Today the Supreme Court will hear oral argument in Susan B. Anthony List v. Driehaus.  Because the petitioners are challenging an Ohio law prohibiting false and misleading statements in political campaigns, many have characterized the case as being about a “right to lie.”  Yet such characterizations misrepresent the First Amendment at stake in the case — assuming the Court even reaches the First Amendment question.

Over a dozen states have laws sanctioning “false” political speech. Yet as Michael Carvin and Yaakov Roth of Jones Day explain, the effect of such laws extends beyond demonstrably false statements and threatens to chill political debates on contentious questions.
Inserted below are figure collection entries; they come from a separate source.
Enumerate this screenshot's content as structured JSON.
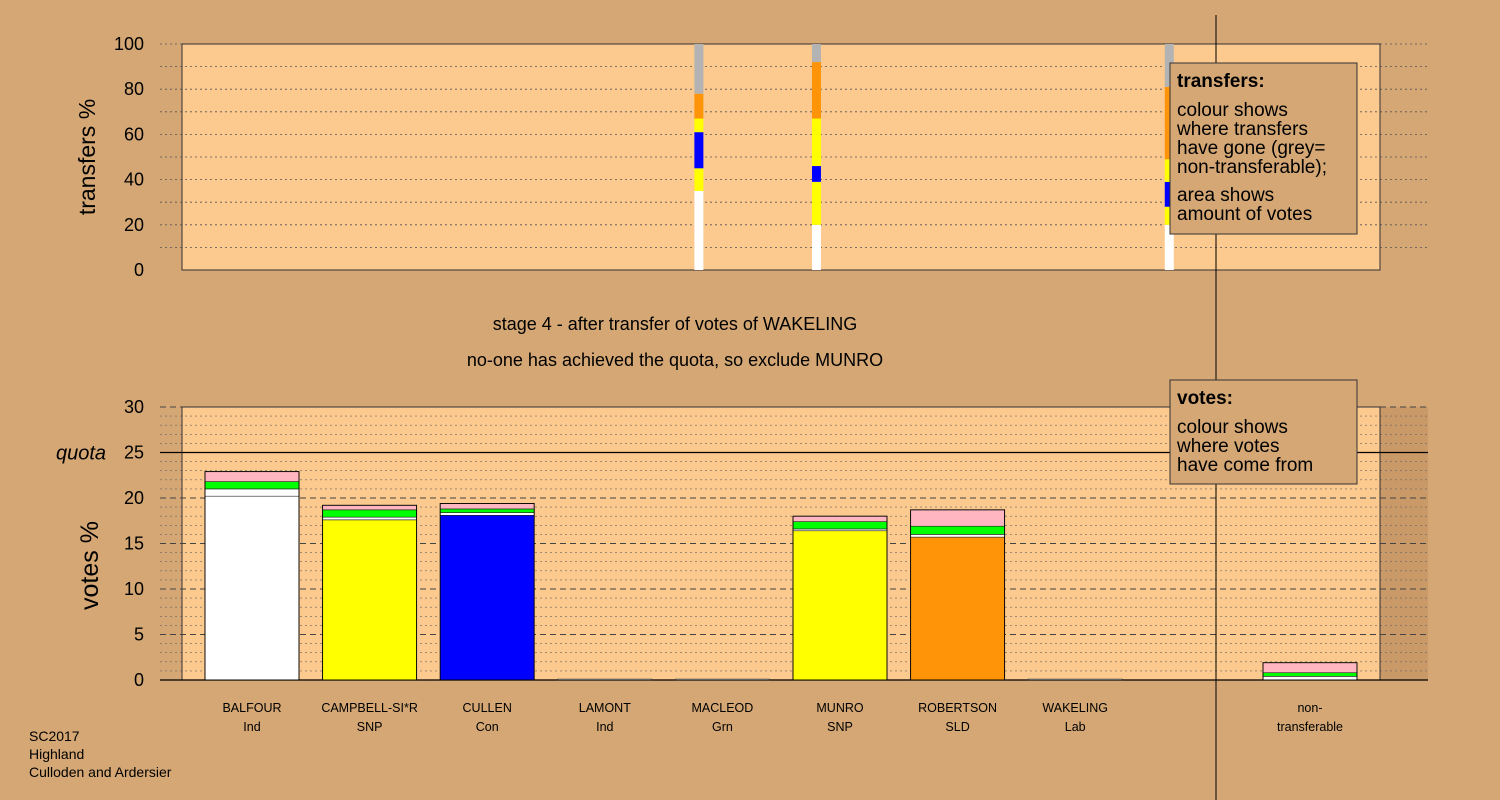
{
  "footer": {
    "line1": "SC2017",
    "line2": "Highland",
    "line3": "Culloden and Ardersier"
  },
  "colors": {
    "background": "#d4a775",
    "plot": "#fcc98e",
    "white": "#ffffff",
    "yellow": "#ffff00",
    "blue": "#0000ff",
    "orange": "#ff9408",
    "green": "#00ff00",
    "pink": "#ffb6c1",
    "grey": "#b3b3b3"
  },
  "chart_data": [
    {
      "type": "bar",
      "title": "",
      "ylabel": "transfers %",
      "ylim": [
        0,
        100
      ],
      "yticks": [
        "0",
        "20",
        "40",
        "60",
        "80",
        "100"
      ],
      "columns": [
        {
          "candidate_index": 3.8,
          "segments": [
            {
              "color": "white",
              "value": 35
            },
            {
              "color": "yellow",
              "value": 10
            },
            {
              "color": "blue",
              "value": 16
            },
            {
              "color": "yellow",
              "value": 6
            },
            {
              "color": "orange",
              "value": 11
            },
            {
              "color": "grey",
              "value": 22
            }
          ]
        },
        {
          "candidate_index": 4.8,
          "segments": [
            {
              "color": "white",
              "value": 20
            },
            {
              "color": "yellow",
              "value": 19
            },
            {
              "color": "blue",
              "value": 7
            },
            {
              "color": "yellow",
              "value": 21
            },
            {
              "color": "orange",
              "value": 25
            },
            {
              "color": "grey",
              "value": 8
            }
          ]
        },
        {
          "candidate_index": 7.8,
          "segments": [
            {
              "color": "white",
              "value": 20
            },
            {
              "color": "yellow",
              "value": 8
            },
            {
              "color": "blue",
              "value": 11
            },
            {
              "color": "yellow",
              "value": 10
            },
            {
              "color": "orange",
              "value": 32
            },
            {
              "color": "grey",
              "value": 19
            }
          ]
        }
      ],
      "legend": {
        "title": "transfers:",
        "lines": [
          "colour shows",
          "where transfers",
          "have gone (grey=",
          "non-transferable);",
          "area shows",
          "amount of votes"
        ]
      }
    },
    {
      "type": "bar",
      "title_lines": [
        "stage 4 - after transfer of votes of WAKELING",
        "no-one has achieved the quota, so exclude MUNRO"
      ],
      "ylabel": "votes %",
      "ylim": [
        0,
        30
      ],
      "yticks": [
        "0",
        "5",
        "10",
        "15",
        "20",
        "25",
        "30"
      ],
      "quota": {
        "label": "quota",
        "value": 25
      },
      "categories": [
        {
          "name": "BALFOUR",
          "party": "Ind"
        },
        {
          "name": "CAMPBELL-SI*R",
          "party": "SNP"
        },
        {
          "name": "CULLEN",
          "party": "Con"
        },
        {
          "name": "LAMONT",
          "party": "Ind"
        },
        {
          "name": "MACLEOD",
          "party": "Grn"
        },
        {
          "name": "MUNRO",
          "party": "SNP"
        },
        {
          "name": "ROBERTSON",
          "party": "SLD"
        },
        {
          "name": "WAKELING",
          "party": "Lab"
        },
        {
          "name": "non-",
          "party": "transferable"
        }
      ],
      "stacks": [
        [
          {
            "color": "white",
            "value": 20.2
          },
          {
            "color": "white",
            "value": 0.8
          },
          {
            "color": "green",
            "value": 0.8
          },
          {
            "color": "pink",
            "value": 1.1
          }
        ],
        [
          {
            "color": "yellow",
            "value": 17.6
          },
          {
            "color": "white",
            "value": 0.3
          },
          {
            "color": "green",
            "value": 0.8
          },
          {
            "color": "pink",
            "value": 0.5
          }
        ],
        [
          {
            "color": "blue",
            "value": 18.1
          },
          {
            "color": "white",
            "value": 0.3
          },
          {
            "color": "green",
            "value": 0.4
          },
          {
            "color": "pink",
            "value": 0.6
          }
        ],
        [
          {
            "color": "white",
            "value": 0.1
          }
        ],
        [
          {
            "color": "white",
            "value": 0.1
          }
        ],
        [
          {
            "color": "yellow",
            "value": 16.4
          },
          {
            "color": "white",
            "value": 0.2
          },
          {
            "color": "green",
            "value": 0.8
          },
          {
            "color": "pink",
            "value": 0.6
          }
        ],
        [
          {
            "color": "orange",
            "value": 15.7
          },
          {
            "color": "white",
            "value": 0.3
          },
          {
            "color": "green",
            "value": 0.9
          },
          {
            "color": "pink",
            "value": 1.8
          }
        ],
        [
          {
            "color": "white",
            "value": 0.1
          }
        ],
        [
          {
            "color": "white",
            "value": 0.4
          },
          {
            "color": "green",
            "value": 0.4
          },
          {
            "color": "pink",
            "value": 1.1
          }
        ]
      ],
      "legend": {
        "title": "votes:",
        "lines": [
          "colour shows",
          "where votes",
          "have come from"
        ]
      }
    }
  ]
}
The issue is not whether campaigns should lie. Of course they should not. Rather, the question is who should decide whether a political campaign advertisement is true—courts, wielding the power to impose fines or imprisonment, or the American people, wielding the power to elect or turf the competing candidate. The stakes for free speech and the democratic process are very high.

People often disagree about what is the “truth,” particularly in the political context. While websites such as PolitiFact purport to fact-check claims by politicians, even it characterizes many statements as “half-true”—one-sided, perhaps, or simply open to reasonable interpretation. The problem with a law prohibiting “false” statements about candidates is that it threatens to chill free political discourse, by silencing speakers who believe they are speaking truth but are fearful of being subjected to burdensome, costly legal proceedings by their political adversaries. . . .

The relevant question is thus not whether there is a constitutional “right to lie,” but rather whether the state may force citizens to defend the “truth” of their political critiques before bureaucrats who may well have been appointed by the politicians being criticized. Such a regime imposes substantial burdens on core political speech and therefore chills robust political debate.

The premise of the First Amendment is that the people should decide what is “true” and what is “false” in the political arena, and punish or reward political candidates at the ballot box. Political fact-checking is not a task for courts of law. Criminal penalties should not hang over the heads of speakers who disagree with their version of political “truth.”

Further, if (as the Supreme Court has already held) federal law may not criminalize making false statements about one’s own military record without threatening to chill core protected speech, it’s hard to see how a law focused on political speech would fare better.  Yet it’s unlikely the Court will even reach this question, as the real issues in this case are whether the petitioner’s claim is “ripe” and whether those accused of making false statements may challenge the law before it is actually enforced against them.  As Rick Hasen has noted, the Court is likely to focus on these threshold questions and — if the Court reverses the U.S. Court of Appeals for the Sixth Circuit as Hasen expects — it would remand  the case and avoid reaching the underlying First Amendment question.  Hasen writes:

I believe this case is about ripeness, not the merits of Ohio’s false speech law.

I expect the Court to reverse the Sixth Circuit, perhaps unanimously, and I think that’s the right result. Getting a probable cause determination against someone at the Ohio Elections Commission is a real injury which has serious political consequences.

I expect that the Supreme Court will not reach the merits of the constitutionality of Ohio’s false speech law, either on its face or as applied to the Susan B. Anthony group. That would be left to the lower courts with a possible return trip to the Supreme Court in the future.